Peter Arnell, the New York branding and design impresario, has had a secret preoccupation. For decades, he has been taking photographs everywhere, with anything from an Instamatic camera to a Leica to, most recently, his iPhone. “That’s how I find my ideas,” he said. “All my thinking comes out in my photographs.”
In the 1980s, he tried his hand at fashion photography, shooting Paris couturiers like Christian Lacroix and Emanuel Ungaro. Many of his pictures were published in Vanity Fair, British Vogue and The New York Times Magazine. He also created a celebrated image on a DKNY advertisement.
But in recent years, Mr. Arnell has been a more private shutterbug, using his iPhone, mostly, to chronicle his travels. He has pictures of the streets of Tokyo and Bangkok, Rome and Paris, and New York. And except for some of these images he has given to friends for Christmas, almost no one has seen the thousands of snapshots in his files.
No one, that is, except Frank Gehry. They have been working together — Mr. Arnell even wrote his first book about that architect — since 1979, when Mr. Arnell showed up at Mr. Gehry’s Venice Beach, Calif., studio. “I’ve been encouraging Peter to show his photographs for years,” Mr. Gehry said in a telephone interview, adding that he sees them as fine-art photography, some even “reminiscent of those great black-and-white Seurat drawings.”

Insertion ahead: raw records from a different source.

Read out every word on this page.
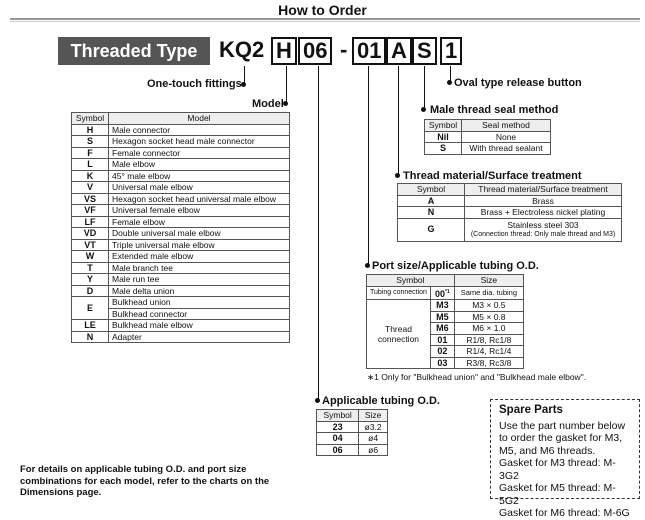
How to Order
Threaded Type KQ2 H 06 - 01 A S 1
One-touch fittings
Model
Oval type release button
Male thread seal method
Thread material/Surface treatment
Port size/Applicable tubing O.D.
Applicable tubing O.D.
Symbol	Model
H	Male connector
S	Hexagon socket head male connector
F	Female connector
L	Male elbow
K	45° male elbow
V	Universal male elbow
VS	Hexagon socket head universal male elbow
VF	Universal female elbow
LF	Female elbow
VD	Double universal male elbow
VT	Triple universal male elbow
W	Extended male elbow
T	Male branch tee
Y	Male run tee
D	Male delta union
E	Bulkhead union
	Bulkhead connector
LE	Bulkhead male elbow
N	Adapter
Symbol	Seal method
Nil	None
S	With thread sealant
Symbol	Thread material/Surface treatment
A	Brass
N	Brass + Electroless nickel plating
G	Stainless steel 303
(Connection thread: Only male thread and M3)
Symbol		Size
Tubing connection	00$^{*1}$	Same dia. tubing
Thread connection	M3	M3 × 0.5
	M5	M5 × 0.8
	M6	M6 × 1.0
	01	R1/8, Rc1/8
	02	R1/4, Rc1/4
	03	R3/8, Rc3/8
∗1 Only for "Bulkhead union" and "Bulkhead male elbow".
Symbol	Size
23	ø3.2
04	ø4
06	ø6
Spare Parts
Use the part number below to order the gasket for M3, M5, and M6 threads.
Gasket for M3 thread: M-3G2
Gasket for M5 thread: M-5G2
Gasket for M6 thread: M-6G
For details on applicable tubing O.D. and port size combinations for each model, refer to the charts on the Dimensions page.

Now Mr. Arnell’s work will be publicly exhibited for the first time in a show at the Milk Gallery, 450 West 15th Street, in Chelsea, from March 4 through April 1. Mr. Gehry has agreed to design the exhibition.
More than 100 black-and-white photos will be on view, with portraits of celebrities like Andy Warhol and Christy Turlington. There will also be street photography, architectural images and still lifes.